In 1984, Winston Smith observed that “You had to live—did live, from habit that became instinct—in the assumption that every sound you made was overheard, and except in darkness, every movement scrutinized.” Orwell perfectly describes what “OCC” will do to the atmosphere on CSU campuses. Instead of a spirit of free inquiry, instead of a clash of opposing ideas, everyone will self-censor for fear of giving offense, because the slightest mistake (remember, the offense does not have to be “persistent, pervasive or severe”) could result in your being denounced and deemed an “offender.”

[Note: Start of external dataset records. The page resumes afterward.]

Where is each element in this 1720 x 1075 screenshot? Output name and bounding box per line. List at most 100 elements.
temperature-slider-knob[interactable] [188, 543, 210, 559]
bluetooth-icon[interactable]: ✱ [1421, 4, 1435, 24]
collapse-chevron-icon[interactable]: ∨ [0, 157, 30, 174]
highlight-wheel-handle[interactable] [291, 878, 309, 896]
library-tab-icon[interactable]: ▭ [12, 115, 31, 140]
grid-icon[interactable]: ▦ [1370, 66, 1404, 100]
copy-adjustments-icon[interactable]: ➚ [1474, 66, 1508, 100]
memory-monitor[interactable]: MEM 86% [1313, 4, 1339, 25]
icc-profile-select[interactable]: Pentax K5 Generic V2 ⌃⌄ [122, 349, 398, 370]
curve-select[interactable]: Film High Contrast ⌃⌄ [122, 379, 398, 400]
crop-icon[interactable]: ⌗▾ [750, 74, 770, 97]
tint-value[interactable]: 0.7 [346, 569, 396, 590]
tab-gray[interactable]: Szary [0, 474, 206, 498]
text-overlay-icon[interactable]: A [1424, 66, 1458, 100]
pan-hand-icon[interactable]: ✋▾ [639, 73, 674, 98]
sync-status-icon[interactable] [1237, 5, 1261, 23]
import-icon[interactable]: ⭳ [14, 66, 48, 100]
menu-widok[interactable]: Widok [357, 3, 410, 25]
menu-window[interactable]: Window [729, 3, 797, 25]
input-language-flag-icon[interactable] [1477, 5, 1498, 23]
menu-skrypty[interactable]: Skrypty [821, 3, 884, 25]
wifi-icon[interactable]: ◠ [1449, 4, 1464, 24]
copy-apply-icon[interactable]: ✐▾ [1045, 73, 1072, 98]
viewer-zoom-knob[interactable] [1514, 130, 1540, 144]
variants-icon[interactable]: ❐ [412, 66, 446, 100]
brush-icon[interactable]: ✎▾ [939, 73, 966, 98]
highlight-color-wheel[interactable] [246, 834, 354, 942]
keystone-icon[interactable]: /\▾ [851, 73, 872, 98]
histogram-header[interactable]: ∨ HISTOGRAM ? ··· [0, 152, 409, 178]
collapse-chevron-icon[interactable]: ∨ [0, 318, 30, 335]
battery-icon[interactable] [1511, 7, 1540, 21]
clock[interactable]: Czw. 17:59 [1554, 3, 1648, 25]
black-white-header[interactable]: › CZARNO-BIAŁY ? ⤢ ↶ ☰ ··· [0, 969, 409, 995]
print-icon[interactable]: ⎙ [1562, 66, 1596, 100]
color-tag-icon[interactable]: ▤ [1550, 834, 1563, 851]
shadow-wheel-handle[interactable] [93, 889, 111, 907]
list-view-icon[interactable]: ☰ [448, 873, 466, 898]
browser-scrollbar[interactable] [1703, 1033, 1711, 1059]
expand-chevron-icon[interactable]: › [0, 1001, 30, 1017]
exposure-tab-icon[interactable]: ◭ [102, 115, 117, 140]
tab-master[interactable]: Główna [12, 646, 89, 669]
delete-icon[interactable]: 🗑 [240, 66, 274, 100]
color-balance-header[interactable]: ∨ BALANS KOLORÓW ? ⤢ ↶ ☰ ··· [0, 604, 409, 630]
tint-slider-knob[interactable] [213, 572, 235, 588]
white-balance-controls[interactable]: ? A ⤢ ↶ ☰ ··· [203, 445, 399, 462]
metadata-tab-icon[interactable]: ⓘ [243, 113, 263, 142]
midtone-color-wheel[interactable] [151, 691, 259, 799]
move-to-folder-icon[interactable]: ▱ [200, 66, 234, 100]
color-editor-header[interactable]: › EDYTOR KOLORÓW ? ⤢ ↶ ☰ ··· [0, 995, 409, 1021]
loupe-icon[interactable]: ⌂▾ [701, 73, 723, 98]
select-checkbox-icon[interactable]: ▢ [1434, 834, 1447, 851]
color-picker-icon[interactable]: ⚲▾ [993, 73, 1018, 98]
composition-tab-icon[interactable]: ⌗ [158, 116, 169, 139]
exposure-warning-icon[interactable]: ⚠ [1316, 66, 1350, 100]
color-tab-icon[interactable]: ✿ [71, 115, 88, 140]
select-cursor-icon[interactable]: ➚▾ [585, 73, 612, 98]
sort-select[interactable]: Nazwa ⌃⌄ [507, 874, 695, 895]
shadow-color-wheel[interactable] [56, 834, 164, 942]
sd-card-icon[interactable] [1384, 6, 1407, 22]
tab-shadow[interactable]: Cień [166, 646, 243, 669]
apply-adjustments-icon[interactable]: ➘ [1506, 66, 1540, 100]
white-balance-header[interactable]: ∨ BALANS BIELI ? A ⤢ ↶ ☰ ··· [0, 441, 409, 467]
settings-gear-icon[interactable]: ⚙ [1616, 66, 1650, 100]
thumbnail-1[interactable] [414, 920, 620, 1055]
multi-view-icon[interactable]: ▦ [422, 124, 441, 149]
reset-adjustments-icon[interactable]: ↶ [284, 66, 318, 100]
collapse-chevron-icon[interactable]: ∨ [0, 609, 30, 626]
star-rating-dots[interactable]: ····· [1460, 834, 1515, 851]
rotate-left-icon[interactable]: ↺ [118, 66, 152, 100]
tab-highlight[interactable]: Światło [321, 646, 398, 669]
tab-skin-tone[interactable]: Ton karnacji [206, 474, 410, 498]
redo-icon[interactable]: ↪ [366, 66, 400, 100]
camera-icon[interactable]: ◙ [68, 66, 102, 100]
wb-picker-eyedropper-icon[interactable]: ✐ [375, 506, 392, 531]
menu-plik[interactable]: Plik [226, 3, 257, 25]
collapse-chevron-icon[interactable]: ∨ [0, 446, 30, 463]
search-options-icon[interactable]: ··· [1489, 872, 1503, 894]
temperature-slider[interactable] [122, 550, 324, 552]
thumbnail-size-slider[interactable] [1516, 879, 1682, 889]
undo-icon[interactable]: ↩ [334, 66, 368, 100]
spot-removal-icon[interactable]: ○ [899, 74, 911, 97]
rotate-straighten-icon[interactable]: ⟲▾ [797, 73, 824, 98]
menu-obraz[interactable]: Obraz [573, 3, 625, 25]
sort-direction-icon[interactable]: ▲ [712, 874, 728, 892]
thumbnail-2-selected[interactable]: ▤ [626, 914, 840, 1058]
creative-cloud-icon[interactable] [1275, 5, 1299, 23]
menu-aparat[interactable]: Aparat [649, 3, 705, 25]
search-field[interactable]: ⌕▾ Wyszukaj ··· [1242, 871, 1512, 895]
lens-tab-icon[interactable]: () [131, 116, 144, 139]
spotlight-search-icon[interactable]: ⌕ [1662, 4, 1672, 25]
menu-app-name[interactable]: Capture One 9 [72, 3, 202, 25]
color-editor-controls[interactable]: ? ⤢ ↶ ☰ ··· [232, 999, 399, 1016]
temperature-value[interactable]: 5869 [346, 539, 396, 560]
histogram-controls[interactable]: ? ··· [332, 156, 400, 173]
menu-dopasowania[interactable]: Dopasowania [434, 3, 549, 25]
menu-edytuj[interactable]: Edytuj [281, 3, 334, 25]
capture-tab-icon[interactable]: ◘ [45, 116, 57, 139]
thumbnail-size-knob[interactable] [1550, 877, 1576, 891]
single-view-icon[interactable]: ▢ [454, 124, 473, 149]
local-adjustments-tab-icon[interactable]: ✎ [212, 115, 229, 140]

Not only is “OCC” a disaster on its own terms, it’s also politically foolish. The Trump administration has clearly indicated that higher education is a high-value target for retribution. In 2021, Vice President JD Vance called universities “the enemy” and called for “aggressively” attacking them. In July, President Trump released a video in which he announced his plan for creating a new set of accreditors dedicated to “protecting free speech,” among other goals. Obviously, “OCC” doesn’t just chill free speech: The policy puts it into a deep freeze.
So you have to ask: Why would the CSU’s Trustees rush to implement a policy guaranteed to antagonize higher education’s enemies? Why would they so eagerly confirm the radical right’s worst stereotypes of academics? Why would they jeopardize the CSU by putting the system in the new administration’s crosshairs?
I have no answer to these questions.